The downside to collecting more data is the potential for a mountain of data without insights on what to actually do with it, he notes. Identifying how to make collected data actionable will be key as the industry moves toward increased connectivity.
Also, to share data we need interconnected systems through which the data can flow so it can reach key stakeholders in a patient’s care journey, according to Ross This requires integration with other health record platforms, billing and management systems. If those systems aren’t already in place, or are not connected, it’s not an easy task to create them from scratch to fit every player’s needs.
In addition, “data enabling” the devices themselves is not a trivial task. Significant investments need to be made in on-board device communications technology (software and hardware) and a robust communications infrastructure to support the reliable transfer of data.
“In the perfect world, there would be recognition and appropriate payment for home respiratory services, including incorporating clinical education, diagnostics and clinical interventions as part of the benefit – above and beyond the reimbursement for the oxygen equipment,” Lewarski says. “New payment models, such a bundling and accountable care organizations, may offer some opportunity here, especially if they become full risk-based arrangements. Then maybe, health systems and payers will use the best tool for the job.”

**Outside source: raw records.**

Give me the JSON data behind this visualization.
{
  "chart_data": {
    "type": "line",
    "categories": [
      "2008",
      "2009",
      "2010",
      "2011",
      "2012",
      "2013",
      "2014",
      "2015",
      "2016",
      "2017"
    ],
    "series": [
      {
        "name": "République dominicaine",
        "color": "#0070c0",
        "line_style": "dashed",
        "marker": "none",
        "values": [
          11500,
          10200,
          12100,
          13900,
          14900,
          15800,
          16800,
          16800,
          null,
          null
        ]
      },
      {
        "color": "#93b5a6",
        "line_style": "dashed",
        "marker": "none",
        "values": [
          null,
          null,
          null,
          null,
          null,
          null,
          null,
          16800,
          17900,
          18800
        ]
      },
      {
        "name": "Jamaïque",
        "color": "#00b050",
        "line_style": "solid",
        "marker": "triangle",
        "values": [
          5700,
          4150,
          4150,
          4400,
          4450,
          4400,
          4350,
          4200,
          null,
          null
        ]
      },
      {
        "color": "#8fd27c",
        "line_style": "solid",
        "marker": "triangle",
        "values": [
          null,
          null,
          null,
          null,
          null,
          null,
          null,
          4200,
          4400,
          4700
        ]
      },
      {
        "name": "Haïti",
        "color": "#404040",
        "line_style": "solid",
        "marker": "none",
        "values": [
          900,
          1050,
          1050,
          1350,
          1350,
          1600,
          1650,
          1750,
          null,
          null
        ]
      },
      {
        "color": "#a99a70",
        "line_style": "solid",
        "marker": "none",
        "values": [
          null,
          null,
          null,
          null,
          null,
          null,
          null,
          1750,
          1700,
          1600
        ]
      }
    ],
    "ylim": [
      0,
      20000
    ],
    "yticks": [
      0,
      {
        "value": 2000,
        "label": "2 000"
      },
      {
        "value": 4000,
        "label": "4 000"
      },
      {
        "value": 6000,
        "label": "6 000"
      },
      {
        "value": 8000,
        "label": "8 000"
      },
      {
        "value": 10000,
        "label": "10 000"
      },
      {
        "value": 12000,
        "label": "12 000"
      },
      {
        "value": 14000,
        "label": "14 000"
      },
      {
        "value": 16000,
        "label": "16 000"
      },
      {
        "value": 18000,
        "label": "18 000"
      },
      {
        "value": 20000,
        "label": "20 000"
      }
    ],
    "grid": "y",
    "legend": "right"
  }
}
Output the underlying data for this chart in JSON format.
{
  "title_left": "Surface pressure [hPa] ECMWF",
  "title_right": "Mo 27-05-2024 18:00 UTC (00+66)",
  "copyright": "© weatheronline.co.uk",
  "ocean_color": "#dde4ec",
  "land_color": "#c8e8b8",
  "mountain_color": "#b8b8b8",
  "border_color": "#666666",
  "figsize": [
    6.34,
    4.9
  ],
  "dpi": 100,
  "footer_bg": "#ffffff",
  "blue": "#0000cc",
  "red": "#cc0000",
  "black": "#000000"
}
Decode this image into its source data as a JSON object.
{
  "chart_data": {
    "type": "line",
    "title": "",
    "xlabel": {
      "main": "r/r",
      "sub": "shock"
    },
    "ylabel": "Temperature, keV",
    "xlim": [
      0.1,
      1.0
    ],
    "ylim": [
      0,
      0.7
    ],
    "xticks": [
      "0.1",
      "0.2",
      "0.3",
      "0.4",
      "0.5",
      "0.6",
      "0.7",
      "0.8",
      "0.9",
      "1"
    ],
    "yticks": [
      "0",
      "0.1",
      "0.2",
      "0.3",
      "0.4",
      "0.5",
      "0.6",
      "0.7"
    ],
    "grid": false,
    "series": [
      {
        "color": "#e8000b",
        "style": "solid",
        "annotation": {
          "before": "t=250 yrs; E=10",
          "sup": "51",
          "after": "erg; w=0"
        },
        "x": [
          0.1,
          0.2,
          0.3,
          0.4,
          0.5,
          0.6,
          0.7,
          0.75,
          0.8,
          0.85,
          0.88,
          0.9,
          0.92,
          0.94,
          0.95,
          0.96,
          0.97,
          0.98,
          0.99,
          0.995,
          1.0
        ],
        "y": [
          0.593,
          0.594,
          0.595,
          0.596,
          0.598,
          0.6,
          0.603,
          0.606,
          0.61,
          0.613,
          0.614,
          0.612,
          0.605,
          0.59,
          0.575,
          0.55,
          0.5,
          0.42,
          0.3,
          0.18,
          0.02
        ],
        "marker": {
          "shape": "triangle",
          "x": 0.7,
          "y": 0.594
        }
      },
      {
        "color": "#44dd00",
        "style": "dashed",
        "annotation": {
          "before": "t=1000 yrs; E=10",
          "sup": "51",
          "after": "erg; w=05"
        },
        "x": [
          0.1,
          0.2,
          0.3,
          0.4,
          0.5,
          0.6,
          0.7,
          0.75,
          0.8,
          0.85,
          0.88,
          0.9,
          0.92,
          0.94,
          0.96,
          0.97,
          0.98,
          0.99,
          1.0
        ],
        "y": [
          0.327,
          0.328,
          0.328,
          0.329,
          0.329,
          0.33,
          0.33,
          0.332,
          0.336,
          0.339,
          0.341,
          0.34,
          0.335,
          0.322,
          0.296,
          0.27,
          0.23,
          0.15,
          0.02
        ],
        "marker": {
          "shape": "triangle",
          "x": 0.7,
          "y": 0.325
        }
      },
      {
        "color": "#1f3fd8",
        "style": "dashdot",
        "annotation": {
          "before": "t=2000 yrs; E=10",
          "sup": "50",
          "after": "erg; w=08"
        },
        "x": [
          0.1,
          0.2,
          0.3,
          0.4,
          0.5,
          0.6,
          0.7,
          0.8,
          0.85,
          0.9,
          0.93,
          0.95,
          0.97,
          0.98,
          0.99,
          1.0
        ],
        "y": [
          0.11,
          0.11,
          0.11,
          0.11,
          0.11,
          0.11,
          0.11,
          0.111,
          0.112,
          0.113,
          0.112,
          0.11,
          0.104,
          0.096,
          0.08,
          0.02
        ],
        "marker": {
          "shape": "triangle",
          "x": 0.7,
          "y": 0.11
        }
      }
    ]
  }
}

And as with any new process, there will be some discovery.
“The upside is simple, and incorporates many of things previously discussed,” Lewarski says. “These include improved clinical care and outcomes, improved patient experience and, of course, a lower total cost of care. The downside, as with all research, you may not like the answers to the questions the data reveals. However, that is a bridge to cross when we get there.”
For those oxygen providers looking to take data collection to the next level, he says it starts with deciding on what type of program you wish to provide and what are the goals and measures.
“Collecting data for the sake of data is not a clinical program,” Lewarski explains. “These data must be part of a holistic clinical approach to the care and management of the home oxygen user. Getting with referrals to identify their pain points and needs and collaborating on the development of a meaningful program with intent to measure and validate the results is a good place to start.”